The curious story of Nina Kulagina, the woman who inspired Eleven from Stringer Things

The very famous character Eleven from Stranger Things may have been inspired by the Russian Nina Kulagina, a figure known in the 1960s for her alleged telekinesis abilities. In addition to being able to move objects with her mind, Kulagina was said to have telepathy and the ability to see at a distance, and for all these reasons she was observed in the laboratory by a team of Soviet scientists. The creators of the famous television show, the Duffer Brothers, have not confirmed the connection between the two stories, but in the past they had declared several times that to create Eleven they were inspired above all by the real protagonists of paranormal experiments (for example those suggested by the controversial program MKUltra), and Nina Kulagina seems to have many points in common with the protagonist of the series. The connection between science and the exploration of psychic experiments, in fact, is a recurring theme in both stories, but what remains, for many scientists, is the idea that Kulagina was a skilled con artist.

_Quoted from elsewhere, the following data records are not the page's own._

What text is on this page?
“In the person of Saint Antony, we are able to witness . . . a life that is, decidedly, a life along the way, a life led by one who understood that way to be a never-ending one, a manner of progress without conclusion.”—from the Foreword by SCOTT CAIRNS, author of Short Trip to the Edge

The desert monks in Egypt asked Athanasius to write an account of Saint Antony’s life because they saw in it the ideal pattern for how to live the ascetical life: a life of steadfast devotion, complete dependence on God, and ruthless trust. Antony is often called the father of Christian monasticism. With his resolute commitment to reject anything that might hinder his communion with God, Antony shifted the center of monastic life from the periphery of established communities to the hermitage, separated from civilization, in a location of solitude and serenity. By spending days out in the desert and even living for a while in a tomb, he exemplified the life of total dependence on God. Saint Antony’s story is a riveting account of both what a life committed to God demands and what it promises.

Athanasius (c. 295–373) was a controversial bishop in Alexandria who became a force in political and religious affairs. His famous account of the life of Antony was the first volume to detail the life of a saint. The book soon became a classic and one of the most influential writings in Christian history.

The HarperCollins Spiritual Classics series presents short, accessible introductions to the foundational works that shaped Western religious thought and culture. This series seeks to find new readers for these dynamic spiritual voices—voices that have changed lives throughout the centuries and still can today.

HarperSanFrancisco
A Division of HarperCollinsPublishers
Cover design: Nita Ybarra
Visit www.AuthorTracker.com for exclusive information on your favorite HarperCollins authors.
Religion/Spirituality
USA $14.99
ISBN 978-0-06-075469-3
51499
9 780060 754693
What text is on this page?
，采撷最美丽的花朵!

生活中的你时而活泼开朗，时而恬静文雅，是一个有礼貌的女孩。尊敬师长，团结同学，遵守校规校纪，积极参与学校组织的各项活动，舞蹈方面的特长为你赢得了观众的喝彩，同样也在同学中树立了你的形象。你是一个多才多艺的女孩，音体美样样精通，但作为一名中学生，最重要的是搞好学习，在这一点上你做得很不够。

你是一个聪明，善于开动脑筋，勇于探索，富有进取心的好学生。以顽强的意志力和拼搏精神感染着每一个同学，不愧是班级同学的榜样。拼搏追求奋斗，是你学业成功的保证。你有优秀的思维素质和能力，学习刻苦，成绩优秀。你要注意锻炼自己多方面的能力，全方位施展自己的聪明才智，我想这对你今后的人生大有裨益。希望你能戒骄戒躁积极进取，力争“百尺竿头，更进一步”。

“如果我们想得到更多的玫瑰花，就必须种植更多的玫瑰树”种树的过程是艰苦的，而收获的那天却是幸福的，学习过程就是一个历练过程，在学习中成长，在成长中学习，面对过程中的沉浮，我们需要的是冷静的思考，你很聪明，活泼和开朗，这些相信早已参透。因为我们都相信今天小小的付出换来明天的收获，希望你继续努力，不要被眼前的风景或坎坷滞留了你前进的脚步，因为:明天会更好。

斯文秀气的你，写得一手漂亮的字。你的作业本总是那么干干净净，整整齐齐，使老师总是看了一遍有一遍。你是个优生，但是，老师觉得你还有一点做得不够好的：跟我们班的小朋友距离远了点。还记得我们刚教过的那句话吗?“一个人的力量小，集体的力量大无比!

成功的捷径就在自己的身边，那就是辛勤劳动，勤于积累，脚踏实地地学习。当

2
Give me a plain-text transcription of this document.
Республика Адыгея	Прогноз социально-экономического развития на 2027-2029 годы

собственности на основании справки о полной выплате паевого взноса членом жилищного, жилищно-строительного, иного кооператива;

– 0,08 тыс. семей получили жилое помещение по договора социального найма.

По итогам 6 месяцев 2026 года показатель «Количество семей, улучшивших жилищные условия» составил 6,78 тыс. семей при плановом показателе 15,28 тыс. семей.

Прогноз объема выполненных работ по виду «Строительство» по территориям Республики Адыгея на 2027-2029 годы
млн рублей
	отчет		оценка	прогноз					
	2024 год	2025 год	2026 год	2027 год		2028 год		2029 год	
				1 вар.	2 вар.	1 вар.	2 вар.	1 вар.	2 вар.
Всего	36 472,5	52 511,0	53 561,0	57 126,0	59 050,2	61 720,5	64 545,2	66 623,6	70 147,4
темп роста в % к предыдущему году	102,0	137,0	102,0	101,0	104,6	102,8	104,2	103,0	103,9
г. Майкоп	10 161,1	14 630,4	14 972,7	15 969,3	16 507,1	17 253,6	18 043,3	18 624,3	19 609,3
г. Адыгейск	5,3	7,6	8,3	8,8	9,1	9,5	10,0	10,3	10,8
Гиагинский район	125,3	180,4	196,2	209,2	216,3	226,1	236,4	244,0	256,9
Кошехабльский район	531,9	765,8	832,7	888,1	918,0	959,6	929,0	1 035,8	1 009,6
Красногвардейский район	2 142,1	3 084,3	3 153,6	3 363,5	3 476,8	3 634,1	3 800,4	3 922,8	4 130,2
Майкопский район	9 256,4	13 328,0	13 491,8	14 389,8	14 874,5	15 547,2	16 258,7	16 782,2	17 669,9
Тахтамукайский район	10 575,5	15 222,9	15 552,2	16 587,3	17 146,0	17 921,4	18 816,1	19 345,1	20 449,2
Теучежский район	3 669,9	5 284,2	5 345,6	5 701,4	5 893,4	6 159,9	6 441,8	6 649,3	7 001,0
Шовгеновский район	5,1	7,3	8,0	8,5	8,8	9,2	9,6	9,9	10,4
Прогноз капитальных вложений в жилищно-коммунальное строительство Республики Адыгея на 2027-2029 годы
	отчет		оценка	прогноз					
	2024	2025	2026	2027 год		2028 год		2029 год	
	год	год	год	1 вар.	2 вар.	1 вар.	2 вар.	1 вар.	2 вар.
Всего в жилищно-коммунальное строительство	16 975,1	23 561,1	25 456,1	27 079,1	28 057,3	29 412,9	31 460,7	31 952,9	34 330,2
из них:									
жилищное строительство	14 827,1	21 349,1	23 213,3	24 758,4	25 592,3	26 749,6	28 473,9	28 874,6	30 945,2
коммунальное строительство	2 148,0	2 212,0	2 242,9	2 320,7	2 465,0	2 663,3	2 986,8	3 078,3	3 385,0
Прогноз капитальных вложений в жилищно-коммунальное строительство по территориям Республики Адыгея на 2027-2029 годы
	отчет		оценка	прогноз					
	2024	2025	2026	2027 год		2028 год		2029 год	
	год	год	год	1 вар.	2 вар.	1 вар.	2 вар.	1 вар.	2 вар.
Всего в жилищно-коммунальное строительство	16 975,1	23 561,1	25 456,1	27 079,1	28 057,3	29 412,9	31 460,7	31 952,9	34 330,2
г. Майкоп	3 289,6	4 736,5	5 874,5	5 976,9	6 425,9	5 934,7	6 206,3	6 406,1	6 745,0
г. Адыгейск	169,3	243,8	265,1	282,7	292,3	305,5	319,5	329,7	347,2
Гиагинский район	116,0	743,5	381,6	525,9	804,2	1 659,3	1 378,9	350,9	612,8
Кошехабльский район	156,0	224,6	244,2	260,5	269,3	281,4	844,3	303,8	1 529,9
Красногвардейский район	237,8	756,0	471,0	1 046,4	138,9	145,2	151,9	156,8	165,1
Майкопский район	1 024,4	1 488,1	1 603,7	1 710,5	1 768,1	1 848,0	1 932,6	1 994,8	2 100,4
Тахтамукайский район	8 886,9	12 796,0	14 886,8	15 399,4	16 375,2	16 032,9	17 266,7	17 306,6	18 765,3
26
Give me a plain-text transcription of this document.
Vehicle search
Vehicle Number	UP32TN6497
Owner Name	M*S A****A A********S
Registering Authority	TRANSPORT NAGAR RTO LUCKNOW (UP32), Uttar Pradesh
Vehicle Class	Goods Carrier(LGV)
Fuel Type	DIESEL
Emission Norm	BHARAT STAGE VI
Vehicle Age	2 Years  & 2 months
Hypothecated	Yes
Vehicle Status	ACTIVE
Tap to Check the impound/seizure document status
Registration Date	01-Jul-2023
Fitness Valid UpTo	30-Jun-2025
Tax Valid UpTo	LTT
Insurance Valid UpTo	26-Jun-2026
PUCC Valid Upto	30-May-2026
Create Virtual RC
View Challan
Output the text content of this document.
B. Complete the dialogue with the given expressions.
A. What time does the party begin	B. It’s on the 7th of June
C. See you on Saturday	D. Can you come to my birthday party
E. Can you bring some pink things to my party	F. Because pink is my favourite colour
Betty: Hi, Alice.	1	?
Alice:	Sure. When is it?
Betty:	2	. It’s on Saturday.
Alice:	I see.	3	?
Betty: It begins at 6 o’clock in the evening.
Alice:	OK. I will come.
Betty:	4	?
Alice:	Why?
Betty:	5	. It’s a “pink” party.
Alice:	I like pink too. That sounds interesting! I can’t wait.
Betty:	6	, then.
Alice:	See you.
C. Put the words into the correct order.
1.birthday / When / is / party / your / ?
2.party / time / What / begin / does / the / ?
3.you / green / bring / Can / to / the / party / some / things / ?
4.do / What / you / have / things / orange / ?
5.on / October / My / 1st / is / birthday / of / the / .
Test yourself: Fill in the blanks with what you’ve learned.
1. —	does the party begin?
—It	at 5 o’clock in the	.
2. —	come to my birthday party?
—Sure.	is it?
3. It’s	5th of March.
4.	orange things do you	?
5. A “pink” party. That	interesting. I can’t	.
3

The life of Nina Kulagina and her alleged paranormal abilities

Born on July 10, 1926 in Leningrad, Nina Sergeyevna Kulagina joined the Red Army at 14, serving on the front lines on the T-34 tank as a radio operator and rising to the rank of sergeant major. After World War II ended, she started a family, and almost twenty years passed before her alleged paranormal abilities – which she noticed because objects around her moved on their own when she got angry – became the subject of scholarly attention.

Once word of these abilities spread, around forty Russian scientists (including two Nobel Prize winners) decided to test and study her, and several black-and-white silent films were produced in the 1960s in which Kulagina appeared to move objects on the table in front of her without touching them.

Nina would also have been able, with very intense concentration, to separate broken eggs that had been immersed in water, separating the yolks from the whites, and in doing so she underwent accelerated physical changes recorded by scientists: heart rate, brain waves and magnetic field.

To ensure that external electromagnetic pulses did not interfere, she was placed inside a metal cage a few times while she removed a specific match from a stack of matches under a glass dome.

Perhaps the best-known experiment was the one conducted in the Leningrad laboratory in March 1970, when scientists placed a frog in front of Kulagina to see if its control abilities also extended to cells, tissues and organs. The woman stared carefully at the frog, focusing on the rhythm of the heart, which beat sometimes slowly, sometimes faster, and then succeeded in her aim: stopping the beating completely.

Speaking of heartbeats, it seems that his beats reached up to 240 per minute, in addition to sweat, post-concentration dizziness and various ailments. He reported severe back pain several times at the end of the experiments.

The Fraud Allegations: What Was True?

As time passed, the skepticism of many scholars became increasingly widespread. The Italian Committee for the Control of Claims on Pseudosciencefor example, argued that it was really unlikely that Kulagina was endowed with the power of telekinesis. The science communicator Massimo Polidoro, however, stated that the long preparation times and the uncontrolled environments (such as hotel rooms) in which the experiments took place left room for deception.

Some even hypothesized that Kulagina enlisted the help of a magician, using cleverly hidden (or disguised) wires and small pieces of magnetic metal and mirrors.

Martin Gardner, author of Science, publicly claimed that scientists knew that Kulagina was deceiving, but chose to remain silent. But why would scientists lie? The Cold War-era Soviet Union had a valid reason to fake and exaggerate experiments, trying to overtake the American enemy as quickly as possible just as it did regarding Space or the arms race.

In any case, the accusation of fraud did not take long to arrive as early as the 1960s, through an article by the Russian journalist Vladimir Lvov in Pravda which claimed that Kulagina hid magnets on her body during some experiments. A few years later, in 1986, the magazine “Man and Law” (published by the Soviet Ministry of Justice) also accused Kulagina of fraud, but he won the case a year later because the court ruled that there was no evidence of fraud to rely on. The Russian Skeptic Society, however, said the court’s decision says nothing about whether Kulagina has paranormal abilities.